Galois Theory and Galois Groups

I think it'd be way simpler to show that quadratic has no roots in $\,\Bbb Q(\sqrt[3]2)\,$ by analyzing its discriminant:

$$\Delta=\alpha^2-4\alpha^2=-3\alpha^2$$

But $\,\alpha=\sqrt[3]2\,$ , so $\,0>-3\alpha^2\in\Bbb R\,$ and from here the quadratic has no real roots, and this is enough as $\,K\,$ is a real field...

I'm of the opinion that you're working too hard.

Notice that $K$ is a real field so $\omega \sqrt[3]{2},\omega^2 \sqrt[3]{2} \notin K$ where $\omega=e^{2\pi i/3}$. Then the only root of $x^3-2$ in $K$ is $\sqrt[3]{2}$ so any automorphism fixes $\sqrt[3]{2}$.

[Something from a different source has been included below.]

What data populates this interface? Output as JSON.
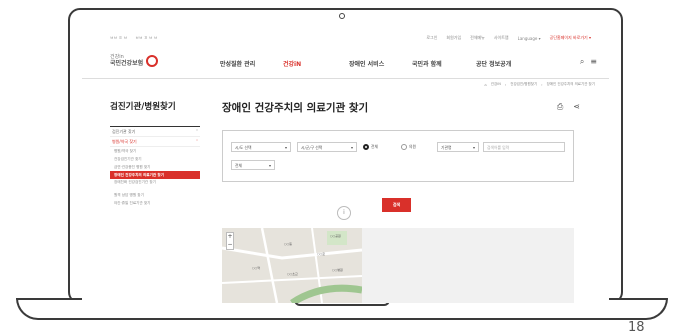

Even though Don Antonio showed that the quadratic has no roots, I would like to point out that your three equations are easily seen to possess no solutions at all:
Firstly, since $a^2$ and $c^2$ are $\ge 0$, we find that both $c(1+2b)$ and $a(1+2b)$ are $\le 0$. But $1+b+b^2=(b+\frac{1}{2})^2+\frac{3}{4}$, thus $ac\le 0$. This implies that $a$ and $c$ are both of the same sign, and of the opposite sign, i.e. $a=c=0$, but then the third equation is not satisfied, so there is no solution at all, in real numbers.
Tell me if I miss something, thanks.